Book review · novel

Book review: Baker Thief

Baker Thief (Baker Thief #1), by Claudie Arseneault

BAKER THIEF COVERDescription: (from the author’s website)

Adèle has only one goal: catch the purple-haired thief who broke into her home and stole her exocore, thus proving herself to her new police team. Little does she know, her thief is also the local baker.

Claire owns the Croissant-toi, but while her days are filled with pastries and customers, her nights are dedicated to stealing exocores. These new red gems are heralded as the energy of the future, but she knows the truth: they are made of witches’ souls.

When her twin—a powerful witch and prime exocore material—disappears, Claire redoubles in her efforts to investigate. She keeps running into Adèle, however, and whether or not she can save her sister might depend on their conflicted, unstable, but deepening relationship.

“BAKER THIEF is the first in a fantasy series which centers non-romantic relationships and stars a bigender aromantic protagonist. Those who love enemies-to-“lovers” and superheroes will love this story!”

Expected publication: June, 26th 2018
A review copy (e-galley) of this book was provided by the author. Some things might change in the final copy.

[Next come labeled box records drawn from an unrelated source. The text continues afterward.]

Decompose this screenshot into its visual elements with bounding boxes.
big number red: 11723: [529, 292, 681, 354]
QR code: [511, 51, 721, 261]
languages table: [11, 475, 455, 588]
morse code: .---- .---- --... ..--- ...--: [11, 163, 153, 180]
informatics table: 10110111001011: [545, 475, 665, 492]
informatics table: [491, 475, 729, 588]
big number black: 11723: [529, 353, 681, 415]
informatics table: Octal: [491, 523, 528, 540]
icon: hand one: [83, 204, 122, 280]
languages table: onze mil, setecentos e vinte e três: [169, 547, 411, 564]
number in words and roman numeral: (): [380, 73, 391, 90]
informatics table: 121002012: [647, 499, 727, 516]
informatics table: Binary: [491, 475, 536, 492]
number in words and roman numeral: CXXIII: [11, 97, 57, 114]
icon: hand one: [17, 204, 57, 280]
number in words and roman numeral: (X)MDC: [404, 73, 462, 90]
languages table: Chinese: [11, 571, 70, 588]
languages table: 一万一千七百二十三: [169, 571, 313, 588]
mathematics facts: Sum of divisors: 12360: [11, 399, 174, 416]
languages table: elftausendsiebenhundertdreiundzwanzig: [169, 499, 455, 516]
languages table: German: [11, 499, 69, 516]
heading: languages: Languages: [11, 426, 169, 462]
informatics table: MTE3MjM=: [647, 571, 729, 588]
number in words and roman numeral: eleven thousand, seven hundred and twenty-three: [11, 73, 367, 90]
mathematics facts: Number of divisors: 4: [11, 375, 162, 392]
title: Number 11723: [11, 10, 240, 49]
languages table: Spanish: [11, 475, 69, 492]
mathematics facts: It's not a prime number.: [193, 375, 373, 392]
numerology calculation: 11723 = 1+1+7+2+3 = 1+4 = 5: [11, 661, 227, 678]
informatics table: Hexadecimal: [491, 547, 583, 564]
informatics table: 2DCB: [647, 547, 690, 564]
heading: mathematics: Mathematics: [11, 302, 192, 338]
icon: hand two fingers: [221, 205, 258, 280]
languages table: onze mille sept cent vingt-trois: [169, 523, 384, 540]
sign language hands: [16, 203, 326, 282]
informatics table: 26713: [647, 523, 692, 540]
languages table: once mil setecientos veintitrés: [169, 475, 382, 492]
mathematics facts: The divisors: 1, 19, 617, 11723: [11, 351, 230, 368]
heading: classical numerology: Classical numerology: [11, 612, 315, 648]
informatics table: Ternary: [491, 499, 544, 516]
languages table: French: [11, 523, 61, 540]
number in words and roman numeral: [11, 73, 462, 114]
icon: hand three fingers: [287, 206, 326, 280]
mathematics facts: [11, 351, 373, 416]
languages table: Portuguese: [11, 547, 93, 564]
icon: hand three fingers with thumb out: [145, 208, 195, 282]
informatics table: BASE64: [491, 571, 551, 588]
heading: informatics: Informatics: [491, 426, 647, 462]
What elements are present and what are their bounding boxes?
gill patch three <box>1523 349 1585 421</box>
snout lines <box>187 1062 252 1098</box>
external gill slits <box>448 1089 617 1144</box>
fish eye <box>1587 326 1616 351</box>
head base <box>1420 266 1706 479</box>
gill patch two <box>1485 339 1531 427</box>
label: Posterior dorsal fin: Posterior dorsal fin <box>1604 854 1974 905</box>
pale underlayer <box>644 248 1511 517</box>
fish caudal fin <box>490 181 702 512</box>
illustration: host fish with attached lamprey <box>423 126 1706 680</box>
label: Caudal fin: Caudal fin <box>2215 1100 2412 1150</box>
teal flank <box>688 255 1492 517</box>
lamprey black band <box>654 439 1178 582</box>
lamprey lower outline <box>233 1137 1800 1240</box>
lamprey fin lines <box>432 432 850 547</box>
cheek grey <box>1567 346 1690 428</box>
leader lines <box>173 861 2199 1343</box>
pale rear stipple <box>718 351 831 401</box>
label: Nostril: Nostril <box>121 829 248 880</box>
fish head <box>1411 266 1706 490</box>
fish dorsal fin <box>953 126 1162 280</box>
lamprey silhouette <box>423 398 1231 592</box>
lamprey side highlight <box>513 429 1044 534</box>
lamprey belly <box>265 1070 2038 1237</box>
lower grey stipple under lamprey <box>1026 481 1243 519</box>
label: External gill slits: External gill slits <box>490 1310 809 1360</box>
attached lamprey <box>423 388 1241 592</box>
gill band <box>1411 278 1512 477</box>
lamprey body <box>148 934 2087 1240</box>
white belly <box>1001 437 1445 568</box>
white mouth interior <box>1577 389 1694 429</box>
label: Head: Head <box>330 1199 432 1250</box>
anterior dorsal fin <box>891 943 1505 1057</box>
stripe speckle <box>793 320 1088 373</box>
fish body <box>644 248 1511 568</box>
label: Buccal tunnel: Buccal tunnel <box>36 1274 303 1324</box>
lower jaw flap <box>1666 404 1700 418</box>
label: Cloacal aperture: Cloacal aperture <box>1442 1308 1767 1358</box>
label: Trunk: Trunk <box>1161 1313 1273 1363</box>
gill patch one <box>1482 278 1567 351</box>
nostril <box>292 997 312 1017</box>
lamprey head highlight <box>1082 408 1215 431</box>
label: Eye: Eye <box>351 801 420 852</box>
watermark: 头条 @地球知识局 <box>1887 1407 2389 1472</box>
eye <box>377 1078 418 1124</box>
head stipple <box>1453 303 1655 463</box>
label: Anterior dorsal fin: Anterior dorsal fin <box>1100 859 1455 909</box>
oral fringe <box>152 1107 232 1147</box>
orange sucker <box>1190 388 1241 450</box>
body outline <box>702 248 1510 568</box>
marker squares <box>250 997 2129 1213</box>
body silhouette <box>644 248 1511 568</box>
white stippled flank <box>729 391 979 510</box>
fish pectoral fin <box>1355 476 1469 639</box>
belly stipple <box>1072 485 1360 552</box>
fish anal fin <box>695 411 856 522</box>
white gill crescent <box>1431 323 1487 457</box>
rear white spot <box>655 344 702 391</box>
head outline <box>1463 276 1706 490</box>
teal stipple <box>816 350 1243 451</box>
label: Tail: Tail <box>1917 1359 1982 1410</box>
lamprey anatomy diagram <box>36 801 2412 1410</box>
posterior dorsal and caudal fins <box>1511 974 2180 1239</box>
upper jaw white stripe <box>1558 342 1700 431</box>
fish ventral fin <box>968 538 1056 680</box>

Don’t you love it when you’re reading a book and it is exactly what the cover and the description promised? I do!

Baker Thief is about Claire/Claude, a bigender aromantic baker (at day) thief (at night) with powers (changing hair colour on a whim and insuffling strenght to your muscles really helps the whole thieving thing) and Adèle, a biromantic demisexual police detective, intent on her new start on a new city and precinct.

The book is #ownvoices representation and it shows. The way the characters explains their feelings and the particularities of their sexual and romantic orientation is done with a lot of care and never fell in the lesson 101 that is ofen found in aro and ace books these days. This book also helped me understand on a deeper level how aromanticism ‘worked’, what it involved for this character here and I realised I used to have misunderstood it. I love that it shows that aromantic people can indeed form strong bonds and this book can be described as an aromantic romance on some level.

This is also mostly a fantasy book, where some persons have magical abilities and are called witches. They used to be persecuted for it and now live either in the shadows or hiding it. The book brushes on the way magic and science can intertwine, with the main problem here being a new enigmatic source of power replacing electricity.

Both characters find themselves on different sides of the law, starting at ennemies but we quickly realise they in fact share the same goal. Enemies-to-lover isn’t a trope I usually like (though I’d never seen it with a queerplatonic relationship before!) but Claudie Arseneault knows how to use it well and I really loved the way the characters relationship evolved throughout the novel.

I would have loved to see more of the new police precinct Adèle joins. A lovely workplace with people respecting one another and working efficiently as a team really appealed to me. Though I guess we’ll see more of that on a sequel since this is set to be a series!

I loved that this book had close siblings supporting one another, that there was action and high stakes but I never felt really stressed about an awful outcome either.

The story is set on a Quebec-inspired fantasy world, where english is peppered by french words and expressions (though not called english and french.) As a french reader who read, speak, write and think in both these languages, finding a book that used both as well was really refreshing.

Trigger warnings: Fire, human experimentation, human trafficking, witch hunts, food
Taken from the author’s website.

Here is a twitter thread (click for more of it!) of some character aesthetic and presentation made by the author!

5 thoughts on “Book review: Baker Thief

  1. I’m looking forward to diving into this one! I love how diverse and atypical Arsenault’s books always are! And they’re always a breath of fresh air among the typical mainstream fantasy worlds and plots. Though the title initially had me confused (« Is she a thief who steals…bakers?? »). 😛

    Liked by 1 person

    1. Yes her books are really nice!! It’s like, even if one of her future book doesn’t have a blurb that is of interest to me I’ll still want to read it haha
      (Hahah! Before the description was available I was also very intrigued by what the title meant haha!)